Hollande plans new aid for France's deprived suburbs

French President Francois Hollande (centre) meets people in Clichy-Sous-Bois, near Paris, 31 July
Image caption Mr Hollande met children when he visited an artificial beach in Clichy-sous-Bois

The French government has unveiled a new bill by President Francois Hollande to help the country's deprived suburbs, the scene of unrest in recent years.

Some 5bn euros (£4.4bn; $6.6bn) of direct state investment would be injected next year into projects to generate jobs and improve housing.

Mr Hollande visited the troubled Paris suburb of Clichy-sous-Bois this week.

He acknowledged that the "slow-burning fuse" of suburban unrest was still burning, but said it could be stopped.
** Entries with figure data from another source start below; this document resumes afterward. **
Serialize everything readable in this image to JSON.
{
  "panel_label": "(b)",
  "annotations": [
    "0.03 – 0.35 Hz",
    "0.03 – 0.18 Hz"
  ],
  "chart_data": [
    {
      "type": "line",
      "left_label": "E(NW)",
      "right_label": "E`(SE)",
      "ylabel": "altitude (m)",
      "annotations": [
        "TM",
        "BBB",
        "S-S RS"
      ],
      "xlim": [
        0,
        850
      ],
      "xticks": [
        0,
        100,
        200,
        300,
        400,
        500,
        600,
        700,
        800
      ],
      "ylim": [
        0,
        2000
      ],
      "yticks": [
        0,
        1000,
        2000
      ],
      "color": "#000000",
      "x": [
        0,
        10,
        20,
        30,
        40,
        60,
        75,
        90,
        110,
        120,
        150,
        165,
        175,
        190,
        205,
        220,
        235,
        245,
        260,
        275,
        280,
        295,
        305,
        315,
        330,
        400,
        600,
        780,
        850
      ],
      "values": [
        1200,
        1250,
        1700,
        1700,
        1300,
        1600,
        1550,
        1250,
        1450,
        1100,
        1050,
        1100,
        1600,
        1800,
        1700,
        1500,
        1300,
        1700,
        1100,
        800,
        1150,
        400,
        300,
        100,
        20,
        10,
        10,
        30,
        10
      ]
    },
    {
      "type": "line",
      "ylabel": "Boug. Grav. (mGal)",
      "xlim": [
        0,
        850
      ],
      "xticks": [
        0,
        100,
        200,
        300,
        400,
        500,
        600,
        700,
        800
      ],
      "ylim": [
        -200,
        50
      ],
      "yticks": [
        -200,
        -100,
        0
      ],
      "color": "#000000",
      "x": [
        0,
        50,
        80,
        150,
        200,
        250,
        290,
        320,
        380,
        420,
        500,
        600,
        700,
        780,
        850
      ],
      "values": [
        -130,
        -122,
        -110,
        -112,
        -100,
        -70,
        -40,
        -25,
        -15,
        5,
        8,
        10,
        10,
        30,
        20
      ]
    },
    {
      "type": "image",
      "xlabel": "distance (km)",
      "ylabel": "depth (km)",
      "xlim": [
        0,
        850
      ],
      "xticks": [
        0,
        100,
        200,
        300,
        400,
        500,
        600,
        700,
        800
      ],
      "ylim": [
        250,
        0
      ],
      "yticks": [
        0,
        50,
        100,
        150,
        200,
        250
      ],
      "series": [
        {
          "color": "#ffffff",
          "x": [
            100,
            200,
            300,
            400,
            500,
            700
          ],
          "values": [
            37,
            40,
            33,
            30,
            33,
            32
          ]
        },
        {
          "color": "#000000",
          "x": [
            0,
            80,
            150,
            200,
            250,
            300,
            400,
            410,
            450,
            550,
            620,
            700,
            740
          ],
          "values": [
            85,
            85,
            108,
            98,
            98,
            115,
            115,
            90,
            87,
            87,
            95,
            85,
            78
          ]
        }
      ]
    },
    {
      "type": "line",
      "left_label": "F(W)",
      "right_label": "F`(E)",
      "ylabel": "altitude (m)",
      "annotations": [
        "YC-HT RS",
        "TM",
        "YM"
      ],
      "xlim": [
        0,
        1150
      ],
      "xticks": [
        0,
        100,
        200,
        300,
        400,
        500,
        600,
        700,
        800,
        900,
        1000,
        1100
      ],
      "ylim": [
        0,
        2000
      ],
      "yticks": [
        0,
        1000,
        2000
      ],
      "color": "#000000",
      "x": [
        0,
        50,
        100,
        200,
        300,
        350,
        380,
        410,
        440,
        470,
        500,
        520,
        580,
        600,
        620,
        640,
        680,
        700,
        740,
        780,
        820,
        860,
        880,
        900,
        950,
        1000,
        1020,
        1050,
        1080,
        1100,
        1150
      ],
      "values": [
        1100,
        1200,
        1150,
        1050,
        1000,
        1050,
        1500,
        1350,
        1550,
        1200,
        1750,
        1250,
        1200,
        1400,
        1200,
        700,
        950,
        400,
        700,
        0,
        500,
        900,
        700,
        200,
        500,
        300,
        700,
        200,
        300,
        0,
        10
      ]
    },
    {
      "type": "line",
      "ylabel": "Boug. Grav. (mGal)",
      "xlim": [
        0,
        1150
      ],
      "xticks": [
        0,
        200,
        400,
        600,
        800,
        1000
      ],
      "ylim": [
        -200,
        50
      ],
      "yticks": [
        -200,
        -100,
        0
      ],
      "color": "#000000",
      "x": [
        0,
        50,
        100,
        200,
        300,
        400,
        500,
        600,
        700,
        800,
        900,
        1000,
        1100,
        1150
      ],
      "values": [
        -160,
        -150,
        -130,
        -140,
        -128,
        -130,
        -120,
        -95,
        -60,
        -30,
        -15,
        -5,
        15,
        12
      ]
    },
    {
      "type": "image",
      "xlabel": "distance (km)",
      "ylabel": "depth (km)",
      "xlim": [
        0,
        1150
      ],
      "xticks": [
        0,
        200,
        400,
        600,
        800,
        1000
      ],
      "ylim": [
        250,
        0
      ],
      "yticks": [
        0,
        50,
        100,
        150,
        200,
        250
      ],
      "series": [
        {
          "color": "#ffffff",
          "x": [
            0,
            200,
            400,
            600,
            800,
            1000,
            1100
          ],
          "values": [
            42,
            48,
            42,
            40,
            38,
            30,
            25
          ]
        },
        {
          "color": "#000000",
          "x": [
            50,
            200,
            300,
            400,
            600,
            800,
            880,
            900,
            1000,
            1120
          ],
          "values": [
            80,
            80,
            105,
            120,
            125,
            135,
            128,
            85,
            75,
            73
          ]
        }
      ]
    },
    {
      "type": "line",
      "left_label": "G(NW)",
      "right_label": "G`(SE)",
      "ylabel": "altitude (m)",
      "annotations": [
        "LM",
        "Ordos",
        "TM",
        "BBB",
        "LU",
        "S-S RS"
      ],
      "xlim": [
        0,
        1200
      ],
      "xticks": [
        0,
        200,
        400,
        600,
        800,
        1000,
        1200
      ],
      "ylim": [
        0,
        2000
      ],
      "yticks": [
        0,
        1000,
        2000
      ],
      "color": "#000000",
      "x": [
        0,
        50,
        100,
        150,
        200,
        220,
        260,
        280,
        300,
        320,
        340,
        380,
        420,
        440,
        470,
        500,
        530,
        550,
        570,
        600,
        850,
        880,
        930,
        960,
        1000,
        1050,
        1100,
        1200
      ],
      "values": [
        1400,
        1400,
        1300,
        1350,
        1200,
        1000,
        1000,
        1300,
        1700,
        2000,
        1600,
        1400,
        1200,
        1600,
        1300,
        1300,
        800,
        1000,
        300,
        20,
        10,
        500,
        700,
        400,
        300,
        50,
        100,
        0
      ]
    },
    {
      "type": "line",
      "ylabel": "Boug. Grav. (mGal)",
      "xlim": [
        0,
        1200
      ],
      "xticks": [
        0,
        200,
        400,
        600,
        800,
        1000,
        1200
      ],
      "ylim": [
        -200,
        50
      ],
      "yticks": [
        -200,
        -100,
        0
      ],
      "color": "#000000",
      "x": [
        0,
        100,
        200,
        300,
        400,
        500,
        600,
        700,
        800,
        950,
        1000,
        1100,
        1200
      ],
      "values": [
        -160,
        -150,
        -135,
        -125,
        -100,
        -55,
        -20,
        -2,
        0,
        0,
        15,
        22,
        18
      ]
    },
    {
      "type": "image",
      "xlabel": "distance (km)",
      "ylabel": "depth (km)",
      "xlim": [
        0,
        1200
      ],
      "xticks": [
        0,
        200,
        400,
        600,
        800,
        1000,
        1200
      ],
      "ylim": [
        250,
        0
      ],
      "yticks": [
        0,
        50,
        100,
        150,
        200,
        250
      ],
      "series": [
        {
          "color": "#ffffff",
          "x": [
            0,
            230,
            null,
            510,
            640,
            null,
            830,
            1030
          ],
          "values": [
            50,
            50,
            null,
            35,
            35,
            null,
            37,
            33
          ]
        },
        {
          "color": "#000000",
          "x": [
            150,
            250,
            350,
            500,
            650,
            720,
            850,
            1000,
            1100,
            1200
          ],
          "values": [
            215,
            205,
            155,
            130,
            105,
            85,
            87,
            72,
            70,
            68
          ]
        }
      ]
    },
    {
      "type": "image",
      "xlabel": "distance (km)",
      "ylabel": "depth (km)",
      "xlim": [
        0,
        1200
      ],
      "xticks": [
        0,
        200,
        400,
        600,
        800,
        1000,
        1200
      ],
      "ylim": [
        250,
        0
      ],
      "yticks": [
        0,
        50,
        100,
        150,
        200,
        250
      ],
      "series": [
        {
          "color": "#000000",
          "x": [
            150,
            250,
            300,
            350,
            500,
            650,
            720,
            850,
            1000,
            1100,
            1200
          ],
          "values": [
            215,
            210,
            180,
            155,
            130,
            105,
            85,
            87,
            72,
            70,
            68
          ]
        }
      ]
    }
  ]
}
"While this fuse burns slowly, we can stop it with projects that are long-term, very long-term,'' he said.

The riots of 2005 began in Clichy, rapidly spreading through run-down housing estates across the country.

Such areas are home to large populations of recent immigrants and their descendants, often from France's former Muslim-majority colonies in North Africa, and have long challenged the country's social cohesion.

Rioting broke out two weeks ago in another Paris suburb, Trappes, after the arrest of a Muslim man who allegedly tried to strangle a police officer when police told his wife to remove a banned full face veil.

No-one for an instant believes the new initiative will resolve the tensions, but the president clearly wants to signal that he sees the suburbs as a priority, the BBC's Hugh Schofield reports from Paris.

'New tools'

Francois Lamy, the minister looking after the Socialist government's new initiative, told AFP news agency that the bill would "reform the tools of urban policy".

Credit would be concentrated on the 230 areas most in need.

Target areas would be redefined in terms of income, Mr Lamy said, in contrast to past schemes which considered such factors as property ownership, single-parent families and unemployment.

In Clichy, population 30,000, the jobless rate is 22.3%, or twice the national average.

French governments of the left and right have been injecting funds into the deprived suburbs for nearly four decades.

In October 2005 the deaths of two Clichy teenagers sparked three weeks of looting and car-burning in housing estates across France.

Mr Hollande's bill is expected to go before parliament in the autumn.